Anggota DPR RI: Pemkot Depok Tong Kosong Nyaring Bunyinya Di Gong Si Bolong

FOTO: Kong Buang, Pelestari Gong Si Bolong Kesenian Asli Depok.

BEJI – Gong Si Bolong, Kesenian Tradisi Warisan Budaya Depok, ditetapkan sebagai Warisan Budaya Takbenda (WBTb) dalam Sidang Penetapan Warisan Budaya Takbenda Indonesia 2021 oleh Kementerian Pendidikan Kebudayaan Riset dan Teknologi tanggal 26 – 30 Oktober 2021.

Menurut Sekretaris Dinas Pemuda Olahraga Kebudayaan dan Pariwisata (Disporyata) Kota Depok Eko Herwiyanto, pada sidang penetapan tersebut terdapat 289 karya budaya menjadi WBTb Indonesia 2021. Seluruhnya berasal dari 28 provinsi di Indonesia.  “Alhamdulillah Gong Si Bolong yang merupakan usulan warisan budaya telah ditetapkan sebagai WBTb 2021,” ujar Eko dikutip dari website resmi Pemkot Depok.

FOTO: Walikota Depok, Muhammad Idris, merasa bahagia dan bangga Gong Si Bolong dapat penghargaan.

Penghargaan tersebut langsung disambut gembira oleh Pemerintah Kota Depok khususnya Walikota Depok. Muhammad Idris sempat mengucapkan rasa bangganya melalui akun medsosnya dan membuat poster digital mengenakan baju pangsi khas Betawi Depok dengan latar belakang Gong Si Bolong.

Namun belakangan diketahui bahwa rupanya ada kisah yang tak mengenakan dibalik capaian yang jadi kebanggan Kota Depok ini. Pengalaman pahit itu dirasakan langsung oleh almarhum Buang Jayadi, atau yang akrab disapa Kong Buang, pewaris benda tersebut

Usut punya usut, ketika masih hidup dan dipercaya untuk melestarikan budaya dari Kecamatan Beji Depok itu, Kong Buang ternyata beberapa kali dikecewakan Pemerintah Kota Depok.

Hal itu diungkapkan oleh anggota DPR RI Komisi 10, Nuroji, yang juga seorang budayawan asli Kota Depok. Nuroji tahu persis kekecewaan Kong Buang, lantaran ia memang memiliki hubungan yang cukup dekat dengan almarhum, selain dia juga sama-sama warga Beji.
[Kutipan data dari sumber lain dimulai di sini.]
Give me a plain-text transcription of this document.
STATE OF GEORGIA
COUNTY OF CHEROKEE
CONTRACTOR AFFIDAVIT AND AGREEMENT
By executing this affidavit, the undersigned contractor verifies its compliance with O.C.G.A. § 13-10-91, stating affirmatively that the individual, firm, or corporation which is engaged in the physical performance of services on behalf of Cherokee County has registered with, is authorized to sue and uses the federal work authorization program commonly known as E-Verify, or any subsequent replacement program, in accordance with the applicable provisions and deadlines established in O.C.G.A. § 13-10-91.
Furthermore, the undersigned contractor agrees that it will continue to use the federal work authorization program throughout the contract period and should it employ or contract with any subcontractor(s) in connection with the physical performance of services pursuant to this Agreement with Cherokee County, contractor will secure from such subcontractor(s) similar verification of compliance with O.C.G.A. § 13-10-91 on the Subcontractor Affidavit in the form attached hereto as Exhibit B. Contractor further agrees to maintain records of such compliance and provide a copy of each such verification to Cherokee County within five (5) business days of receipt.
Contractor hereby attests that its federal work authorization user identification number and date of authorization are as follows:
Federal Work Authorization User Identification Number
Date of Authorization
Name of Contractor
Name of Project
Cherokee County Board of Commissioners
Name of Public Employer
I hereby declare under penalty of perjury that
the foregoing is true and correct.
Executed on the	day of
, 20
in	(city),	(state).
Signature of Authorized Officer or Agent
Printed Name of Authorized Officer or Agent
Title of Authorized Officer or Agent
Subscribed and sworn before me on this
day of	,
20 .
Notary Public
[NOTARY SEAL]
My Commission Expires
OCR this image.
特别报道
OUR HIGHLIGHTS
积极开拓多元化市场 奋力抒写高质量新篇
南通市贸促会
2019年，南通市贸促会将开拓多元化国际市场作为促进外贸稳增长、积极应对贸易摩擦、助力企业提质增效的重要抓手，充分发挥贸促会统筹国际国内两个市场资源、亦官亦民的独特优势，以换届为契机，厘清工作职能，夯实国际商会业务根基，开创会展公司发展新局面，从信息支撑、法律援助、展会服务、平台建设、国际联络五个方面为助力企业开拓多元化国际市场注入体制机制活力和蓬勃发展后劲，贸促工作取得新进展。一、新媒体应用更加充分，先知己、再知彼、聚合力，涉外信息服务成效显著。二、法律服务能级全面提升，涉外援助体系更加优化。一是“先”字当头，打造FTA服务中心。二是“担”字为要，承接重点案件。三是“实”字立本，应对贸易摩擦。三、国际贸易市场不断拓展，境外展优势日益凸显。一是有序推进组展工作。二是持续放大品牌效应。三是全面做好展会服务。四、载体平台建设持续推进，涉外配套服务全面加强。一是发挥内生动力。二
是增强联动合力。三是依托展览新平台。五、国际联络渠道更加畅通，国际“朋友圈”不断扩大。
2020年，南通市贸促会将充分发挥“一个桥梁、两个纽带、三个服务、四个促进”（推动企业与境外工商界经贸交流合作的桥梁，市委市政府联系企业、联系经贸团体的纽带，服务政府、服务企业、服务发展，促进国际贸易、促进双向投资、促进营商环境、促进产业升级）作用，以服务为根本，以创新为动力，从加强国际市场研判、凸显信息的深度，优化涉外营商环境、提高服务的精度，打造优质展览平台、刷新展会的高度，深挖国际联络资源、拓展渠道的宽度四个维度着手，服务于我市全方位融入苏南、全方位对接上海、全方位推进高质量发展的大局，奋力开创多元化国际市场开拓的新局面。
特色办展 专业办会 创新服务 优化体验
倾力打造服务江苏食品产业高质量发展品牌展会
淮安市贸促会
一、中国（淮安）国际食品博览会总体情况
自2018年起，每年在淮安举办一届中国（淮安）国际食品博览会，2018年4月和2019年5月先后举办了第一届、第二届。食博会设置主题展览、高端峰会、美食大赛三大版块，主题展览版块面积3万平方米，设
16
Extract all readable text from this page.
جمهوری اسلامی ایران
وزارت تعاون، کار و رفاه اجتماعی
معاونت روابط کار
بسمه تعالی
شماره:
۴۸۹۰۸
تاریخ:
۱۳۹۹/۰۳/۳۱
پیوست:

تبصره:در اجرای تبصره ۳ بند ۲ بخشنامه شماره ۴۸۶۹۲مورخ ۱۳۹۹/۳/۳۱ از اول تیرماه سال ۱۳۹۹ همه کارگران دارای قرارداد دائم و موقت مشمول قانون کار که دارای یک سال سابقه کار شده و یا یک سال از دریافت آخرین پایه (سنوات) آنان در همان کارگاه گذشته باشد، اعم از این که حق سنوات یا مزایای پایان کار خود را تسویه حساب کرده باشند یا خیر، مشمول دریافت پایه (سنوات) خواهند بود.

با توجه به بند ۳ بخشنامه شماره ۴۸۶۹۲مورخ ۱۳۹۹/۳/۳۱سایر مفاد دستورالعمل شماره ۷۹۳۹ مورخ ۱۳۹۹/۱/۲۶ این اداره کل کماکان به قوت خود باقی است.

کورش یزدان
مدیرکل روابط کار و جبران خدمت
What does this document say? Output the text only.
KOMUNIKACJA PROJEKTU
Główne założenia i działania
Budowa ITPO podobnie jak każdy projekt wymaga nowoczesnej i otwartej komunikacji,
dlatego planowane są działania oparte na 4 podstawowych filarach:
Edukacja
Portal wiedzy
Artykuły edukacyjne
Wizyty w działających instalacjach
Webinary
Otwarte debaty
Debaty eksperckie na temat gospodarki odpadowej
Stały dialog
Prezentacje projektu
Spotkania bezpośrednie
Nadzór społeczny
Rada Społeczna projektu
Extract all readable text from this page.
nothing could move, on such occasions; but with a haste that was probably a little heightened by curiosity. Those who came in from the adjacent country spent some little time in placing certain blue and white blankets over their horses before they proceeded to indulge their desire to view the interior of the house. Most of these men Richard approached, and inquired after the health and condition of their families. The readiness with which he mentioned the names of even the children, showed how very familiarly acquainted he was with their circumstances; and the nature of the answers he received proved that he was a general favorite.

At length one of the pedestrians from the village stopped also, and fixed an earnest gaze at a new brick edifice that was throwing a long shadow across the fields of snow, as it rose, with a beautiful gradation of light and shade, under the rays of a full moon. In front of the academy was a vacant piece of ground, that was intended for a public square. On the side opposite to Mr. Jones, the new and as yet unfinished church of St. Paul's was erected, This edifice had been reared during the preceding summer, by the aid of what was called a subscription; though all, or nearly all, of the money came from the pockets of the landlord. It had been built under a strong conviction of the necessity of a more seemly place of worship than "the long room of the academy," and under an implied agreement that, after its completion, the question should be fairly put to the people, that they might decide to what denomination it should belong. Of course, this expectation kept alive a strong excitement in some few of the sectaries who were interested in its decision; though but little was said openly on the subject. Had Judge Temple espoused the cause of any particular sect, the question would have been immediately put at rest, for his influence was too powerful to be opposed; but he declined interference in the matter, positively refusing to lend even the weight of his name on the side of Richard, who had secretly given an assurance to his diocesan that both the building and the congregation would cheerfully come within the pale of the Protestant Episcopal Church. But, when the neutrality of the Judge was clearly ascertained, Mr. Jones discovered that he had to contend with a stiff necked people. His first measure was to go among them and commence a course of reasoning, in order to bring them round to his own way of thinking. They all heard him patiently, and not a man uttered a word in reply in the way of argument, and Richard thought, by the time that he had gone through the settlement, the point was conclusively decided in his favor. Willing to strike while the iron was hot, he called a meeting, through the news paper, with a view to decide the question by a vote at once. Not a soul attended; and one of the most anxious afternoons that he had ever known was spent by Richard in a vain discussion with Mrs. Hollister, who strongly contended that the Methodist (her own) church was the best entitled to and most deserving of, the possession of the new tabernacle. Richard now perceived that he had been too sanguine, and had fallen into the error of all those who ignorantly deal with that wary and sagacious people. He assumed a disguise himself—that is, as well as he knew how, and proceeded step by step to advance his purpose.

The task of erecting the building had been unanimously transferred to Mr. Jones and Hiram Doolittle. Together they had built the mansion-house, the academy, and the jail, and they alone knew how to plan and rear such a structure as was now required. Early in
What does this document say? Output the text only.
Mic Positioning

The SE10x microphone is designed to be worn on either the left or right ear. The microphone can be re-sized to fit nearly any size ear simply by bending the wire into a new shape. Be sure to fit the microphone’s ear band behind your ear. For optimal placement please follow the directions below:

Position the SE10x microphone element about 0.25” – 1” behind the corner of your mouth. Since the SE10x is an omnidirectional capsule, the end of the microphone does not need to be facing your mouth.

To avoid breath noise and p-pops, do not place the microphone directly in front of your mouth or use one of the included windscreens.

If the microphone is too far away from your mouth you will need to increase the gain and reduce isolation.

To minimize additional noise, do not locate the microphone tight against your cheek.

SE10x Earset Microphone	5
Menurut Anggota DPR RI tiga periode Daerah Pemilihan Kota Depok dan Kota Bekasi ini, bahwa Pemkot Depok ibarat Tong Kosong Nyaring Bunyinya terhadap nasib kesenian tradisi Gong Si Bolong. “Kepedulian sangat minim, tapi merasa seolah karena jasa mereka kesenian ini bisa dilestarikan dan mendapat penghargaan,” ujar Noroji yang memang sangat dekat dan peduli dengan almarhum Kong Buang pelestari Gong Si Bolong.

“Karena penghargan Gong Si Bolong ada Idris-nya, saya jadi serba salah. Saya bilang, saya bangga tuh lihat Idris begini (mejeng di penghargaan Gong Si Bolong pakai baju pangsi), artinya bangga dengan baju budaya, begitu dong,” kata Nuroji mengawali unek-uneknya pada awak media, pada Jumat (12/11).

“Nah cerita tentang perhatian itu (Gong Si Bolong), jujur saja demi Allah Kong Buang itu sangat sering beberapa kali curhat tentang perhatian dinas, sangat kurang, bahkan sangat tidak proporsionallah,” sambungnya.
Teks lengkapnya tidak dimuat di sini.